The Hydrocarbon Revenue Law, the Federal Fiscal Responsibility Law, the Mexican Petroleum Fund for Stabilization and Development Law and the Petroleos Mexicanos Law need to be amended for the following: 

            I) Reduce the Shared Utility Tax (DUC) from 54 percent to 35 percent over a period of two years to bring PEMEX's tax burden closer to the average of that of national oil companies.

            II) Update the deduction limit for each geological zone, according to their respective production costs. 

            III) Adjust the taxable base for determining the profit-sharing right, giving PEMEX the same tax benefits that contractors enjoy.

            IV) Define new areas of geological complexity in the law, with their respective deduction limits: mature fields, ultra-deepwaters, unconventional fields, among others. 

            V) Introduce a percentage of cost recovery as consideration in favor of PEMEX, similar to that granted in production and profit-sharing contracts tendered by CNH. 

            VI) Eliminate the state dividend. 

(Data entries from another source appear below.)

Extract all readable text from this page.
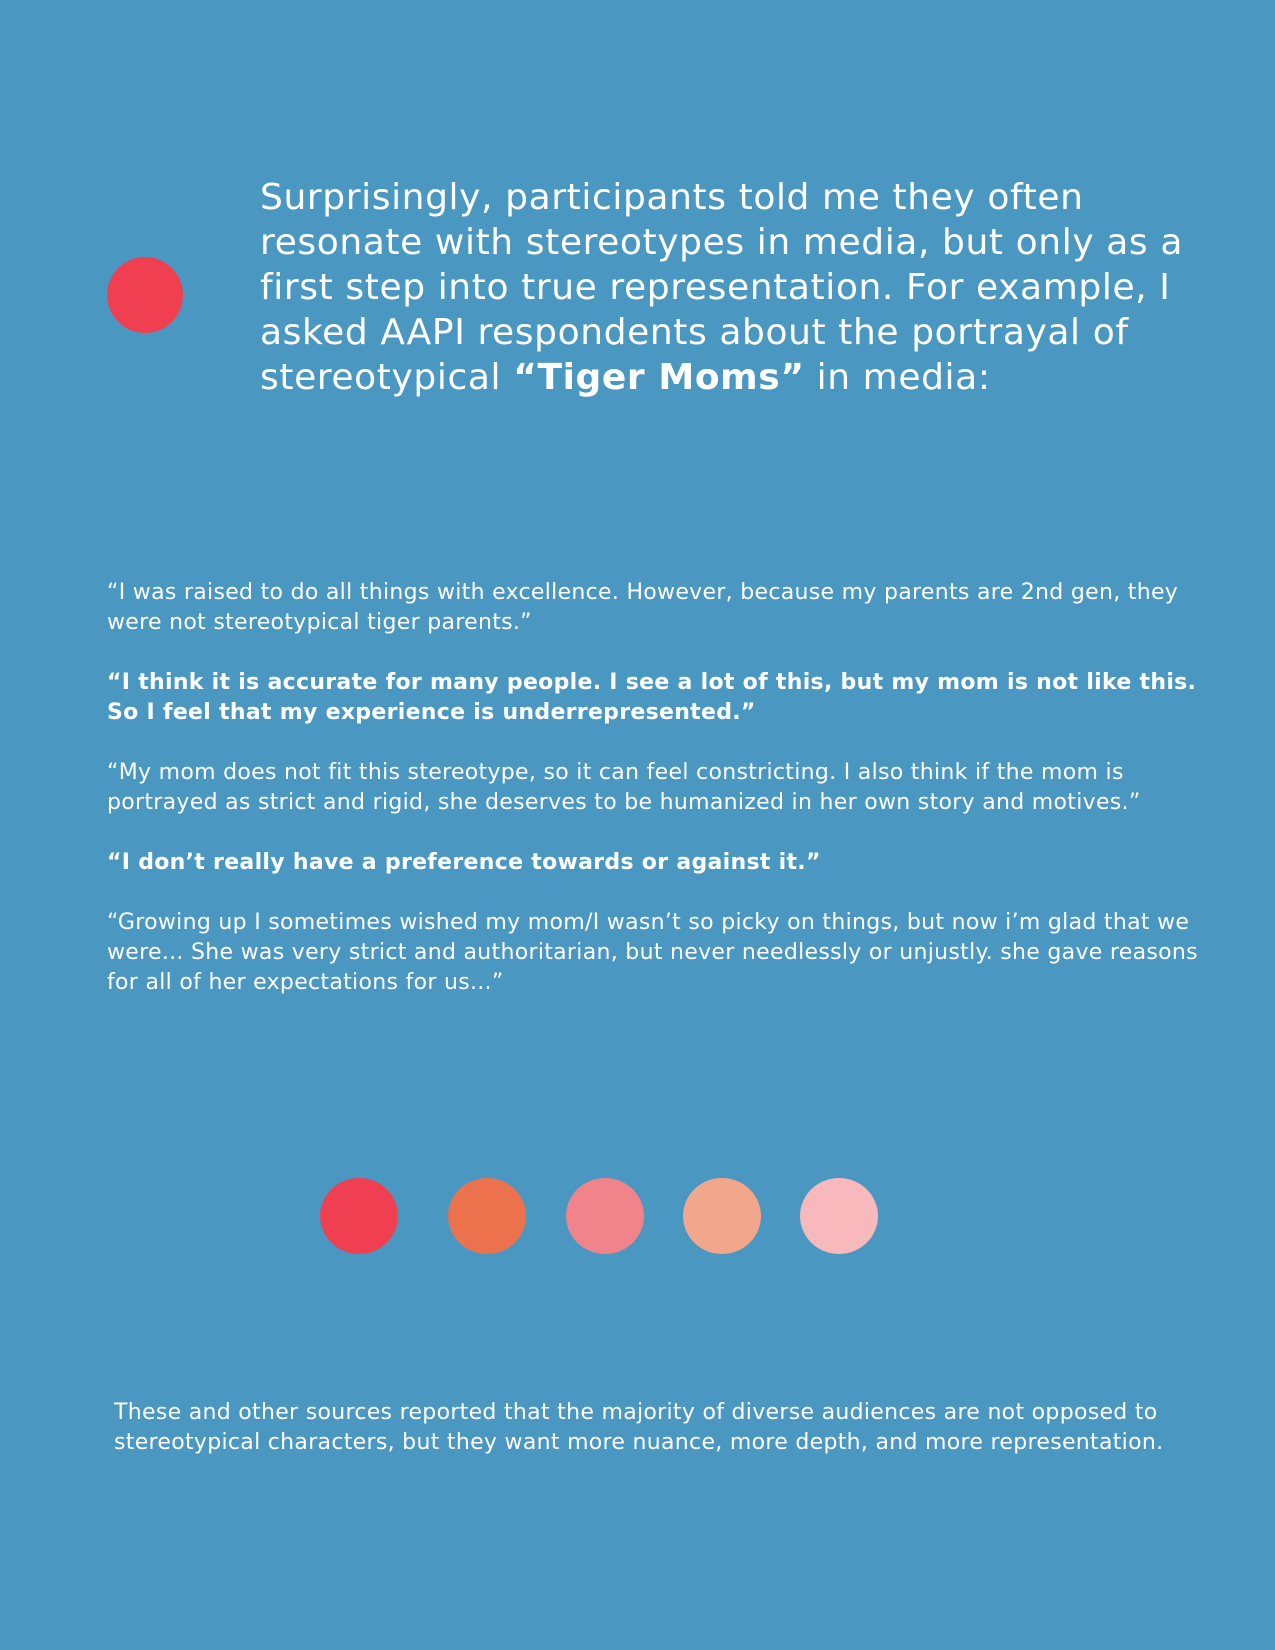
Surprisingly, participants told me they often resonate with stereotypes in media, but only as a first step into true representation. For example, I asked AAPI respondents about the portrayal of stereotypical “Tiger Moms” in media:

“I was raised to do all things with excellence. However, because my parents are 2nd gen, they were not stereotypical tiger parents.”

“I think it is accurate for many people. I see a lot of this, but my mom is not like this. So I feel that my experience is underrepresented.”

“My mom does not fit this stereotype, so it can feel constricting. I also think if the mom is portrayed as strict and rigid, she deserves to be humanized in her own story and motives.”

“I don’t really have a preference towards or against it.”

“Growing up I sometimes wished my mom/I wasn’t so picky on things, but now i’m glad that we were... She was very strict and authoritarian, but never needlessly or unjustly. she gave reasons for all of her expectations for us...”

These and other sources reported that the majority of diverse audiences are not opposed to stereotypical characters, but they want more nuance, more depth, and more representation.
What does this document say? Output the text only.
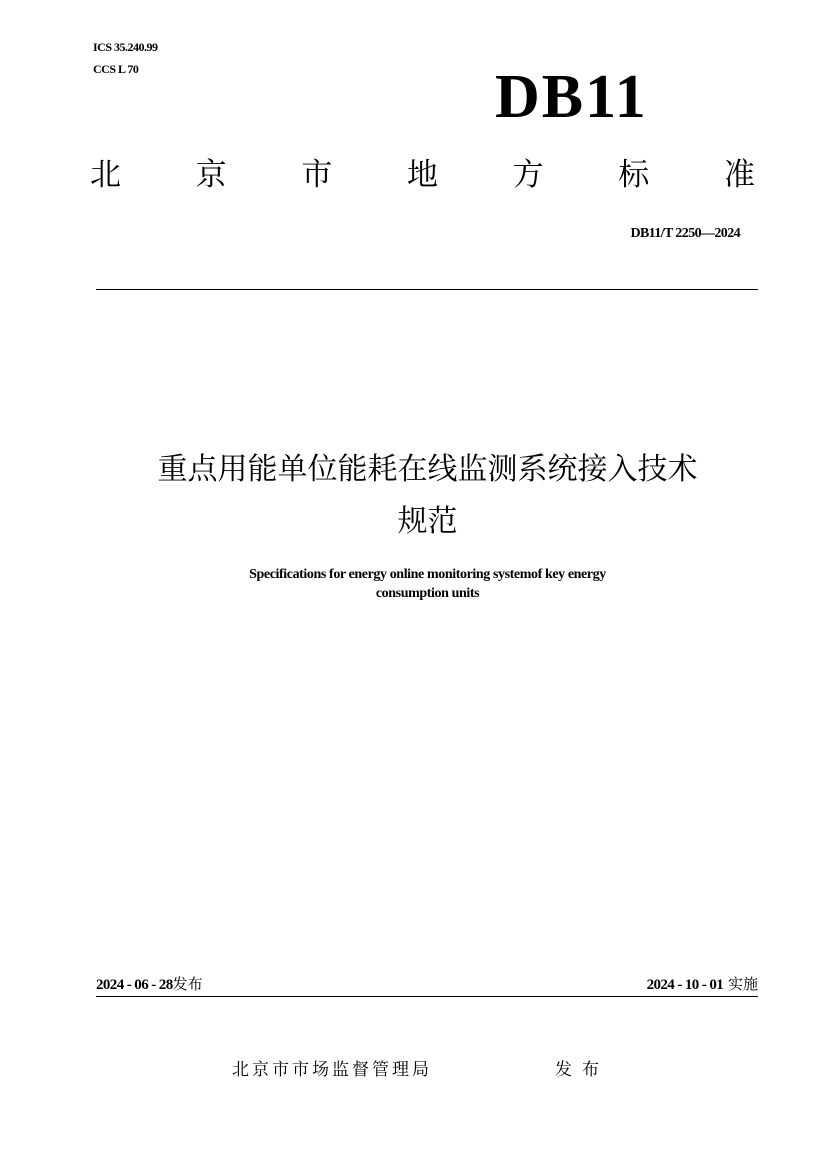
ICS 35.240.99
CCS L 70	DB11
北 京 市 地 方 标 准
DB11/T 2250—2024
重点用能单位能耗在线监测系统接入技术
规范
Specifications for energy online monitoring systemof key energy
consumption units
2024 - 06 - 28发布	2024 - 10 - 01 实施
北京市市场监督管理局	发布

            VII) Create a special regime for non-associated natural gas, whose taxation does not differ from that of oil, in the collection of the Shared Utility Right (DUC). 

            VIII). Modify the distribution of surplus revenues to allocate 25 percent of these surpluses to PEMEX investment projects.

            IX). Completely restructure the rules for the integration of the Mexican Petroleum Fund and its reserve.

These are, of course, just a few ideas that could be part of a collective, serious and inclusive debate in pursuit of building a hydrocarbon sector that effectively serves national development.